AIN Blog: Not His Father’s Transportation Committee
When Florida congressman John Mica decided not to challenge Republican term limits on chairmanships, it set the stage for Rep. Bill Shuster (R-Pa.) to take the controls of the House Transportation and Infrastructure Committee.
With the commencement of the 113th Congress on January 3, Shuster was officially confirmed to the post once held by his dad, Rep. Bud Shuster. The younger Shuster was selected by the House Republican Conference on November 28 to become the new T&I chairman.
One of the largest committees in Congress, Transportation and Infrastructure currently has jurisdiction over all modes of transportation: aviation, maritime and waterborne transportation, roads, mass transit and railroads.
The committee also oversees clean water and waste water management, transport of resources by pipeline, flood damage reduction, economic development of depressed rural and urban areas, disaster preparedness and response, activities of the Army Corps of Engineers and the various missions of the Coast Guard.

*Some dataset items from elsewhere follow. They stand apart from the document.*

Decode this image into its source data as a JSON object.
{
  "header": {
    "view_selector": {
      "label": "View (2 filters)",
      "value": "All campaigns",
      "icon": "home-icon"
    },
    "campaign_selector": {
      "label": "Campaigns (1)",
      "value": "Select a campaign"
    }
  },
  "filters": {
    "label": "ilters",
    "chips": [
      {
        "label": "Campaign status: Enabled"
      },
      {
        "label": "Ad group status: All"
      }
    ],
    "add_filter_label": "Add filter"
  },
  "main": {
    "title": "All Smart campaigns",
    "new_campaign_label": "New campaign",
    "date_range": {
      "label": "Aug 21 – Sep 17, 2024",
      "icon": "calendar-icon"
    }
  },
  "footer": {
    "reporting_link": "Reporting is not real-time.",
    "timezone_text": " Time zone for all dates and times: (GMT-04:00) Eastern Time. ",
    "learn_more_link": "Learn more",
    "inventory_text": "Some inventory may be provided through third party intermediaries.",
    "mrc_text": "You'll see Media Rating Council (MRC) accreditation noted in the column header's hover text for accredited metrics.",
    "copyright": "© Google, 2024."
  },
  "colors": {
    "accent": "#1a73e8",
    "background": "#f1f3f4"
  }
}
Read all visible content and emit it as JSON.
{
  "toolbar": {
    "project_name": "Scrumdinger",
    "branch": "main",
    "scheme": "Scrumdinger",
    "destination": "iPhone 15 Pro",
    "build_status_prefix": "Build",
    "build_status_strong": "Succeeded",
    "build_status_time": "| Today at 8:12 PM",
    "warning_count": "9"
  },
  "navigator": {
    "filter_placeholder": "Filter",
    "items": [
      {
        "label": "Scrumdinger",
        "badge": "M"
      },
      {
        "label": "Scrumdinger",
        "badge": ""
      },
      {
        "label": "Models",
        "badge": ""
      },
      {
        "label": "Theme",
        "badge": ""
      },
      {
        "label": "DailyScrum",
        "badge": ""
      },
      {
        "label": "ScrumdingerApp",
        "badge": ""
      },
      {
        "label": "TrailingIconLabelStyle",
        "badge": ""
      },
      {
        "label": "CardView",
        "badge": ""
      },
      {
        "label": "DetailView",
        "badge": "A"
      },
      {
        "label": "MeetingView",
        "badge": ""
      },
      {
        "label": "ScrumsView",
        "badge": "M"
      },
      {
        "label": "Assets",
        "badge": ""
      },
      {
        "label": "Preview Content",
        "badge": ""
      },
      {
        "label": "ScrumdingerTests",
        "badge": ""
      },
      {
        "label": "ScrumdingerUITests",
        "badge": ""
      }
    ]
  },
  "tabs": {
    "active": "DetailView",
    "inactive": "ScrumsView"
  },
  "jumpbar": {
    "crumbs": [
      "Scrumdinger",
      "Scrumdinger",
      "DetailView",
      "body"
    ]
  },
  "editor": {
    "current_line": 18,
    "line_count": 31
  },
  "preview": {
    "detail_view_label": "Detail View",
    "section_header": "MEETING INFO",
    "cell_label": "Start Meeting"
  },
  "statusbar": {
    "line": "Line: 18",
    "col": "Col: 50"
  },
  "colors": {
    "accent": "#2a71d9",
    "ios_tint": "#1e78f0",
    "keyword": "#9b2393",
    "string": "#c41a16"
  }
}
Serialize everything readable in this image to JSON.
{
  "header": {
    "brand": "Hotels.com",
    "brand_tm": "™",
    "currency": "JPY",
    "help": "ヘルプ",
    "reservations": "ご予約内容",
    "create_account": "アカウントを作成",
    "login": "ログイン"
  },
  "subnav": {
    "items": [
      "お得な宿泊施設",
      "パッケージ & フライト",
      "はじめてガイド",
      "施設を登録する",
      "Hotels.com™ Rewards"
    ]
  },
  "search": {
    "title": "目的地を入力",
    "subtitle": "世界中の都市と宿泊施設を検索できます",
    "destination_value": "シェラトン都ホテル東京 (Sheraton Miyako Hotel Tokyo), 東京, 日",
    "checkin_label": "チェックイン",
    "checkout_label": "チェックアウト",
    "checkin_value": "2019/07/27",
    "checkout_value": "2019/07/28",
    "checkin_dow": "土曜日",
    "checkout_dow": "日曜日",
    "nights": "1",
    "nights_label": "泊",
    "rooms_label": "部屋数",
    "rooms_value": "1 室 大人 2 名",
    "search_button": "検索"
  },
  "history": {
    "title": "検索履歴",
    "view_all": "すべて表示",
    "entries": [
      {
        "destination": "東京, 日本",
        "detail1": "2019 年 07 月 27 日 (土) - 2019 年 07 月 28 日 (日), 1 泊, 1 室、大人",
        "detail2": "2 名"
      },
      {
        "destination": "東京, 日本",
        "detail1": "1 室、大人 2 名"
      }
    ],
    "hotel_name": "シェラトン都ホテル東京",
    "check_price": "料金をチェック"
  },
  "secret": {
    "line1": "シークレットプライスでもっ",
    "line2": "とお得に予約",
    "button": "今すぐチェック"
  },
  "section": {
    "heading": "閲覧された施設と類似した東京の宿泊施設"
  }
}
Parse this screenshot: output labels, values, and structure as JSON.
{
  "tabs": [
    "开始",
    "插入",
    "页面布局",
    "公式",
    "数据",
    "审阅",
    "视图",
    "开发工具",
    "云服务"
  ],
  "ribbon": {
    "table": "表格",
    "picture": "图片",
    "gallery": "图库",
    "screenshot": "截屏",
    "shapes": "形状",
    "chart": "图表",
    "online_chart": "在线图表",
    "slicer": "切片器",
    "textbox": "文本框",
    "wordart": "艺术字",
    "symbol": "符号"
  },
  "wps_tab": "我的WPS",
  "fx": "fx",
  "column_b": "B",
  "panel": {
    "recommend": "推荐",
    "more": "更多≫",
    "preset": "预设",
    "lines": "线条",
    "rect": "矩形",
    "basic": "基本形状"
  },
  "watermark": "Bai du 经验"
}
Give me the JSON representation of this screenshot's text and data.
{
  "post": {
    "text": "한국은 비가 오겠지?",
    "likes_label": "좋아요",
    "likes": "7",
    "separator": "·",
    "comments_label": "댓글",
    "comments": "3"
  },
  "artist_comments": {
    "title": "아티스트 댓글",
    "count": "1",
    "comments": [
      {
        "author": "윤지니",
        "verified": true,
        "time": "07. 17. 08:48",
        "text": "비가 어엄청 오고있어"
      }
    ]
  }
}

Shuster has served on the full committee since coming to Congress in 2001. He previously served as chairman of the subcommittee on railroads, pipelines and hazardous materials and as chairman of the subcommittee on economic development, public buildings and emergency management.
Mica (R-Fla.) was up against GOP term limits, which specify that no member of Congress can spend more than six years as the highest-ranking party member on a committee, regardless of whether that time is spent as chair of the committee (while that member’s party is in the majority) or as ranking member (when in the minority).
Mica had been talking with House Speaker John Boehner about getting a waiver, as Rep. Paul Ryan (R- Wis.) did after losing the race for vice president, allowing him to stay at the helm of the Budget Committee. When a waiver appeared unlikely, Mica threw his support behind Shuster.
Mica, who has a reputation for tilting at windmills (such as the Transportation Security Administration), plans to remain on the Transportation Committee, with an eye to taking the chairmanship of the Oversight and Government Reform Committee in two years.
“In Bill Shuster, House Republicans have selected a strong conservative leader with a record of reform and a proven commitment to strengthening our nation’s infrastructure,” said House Majority Leader Eric Cantor (R-Va.).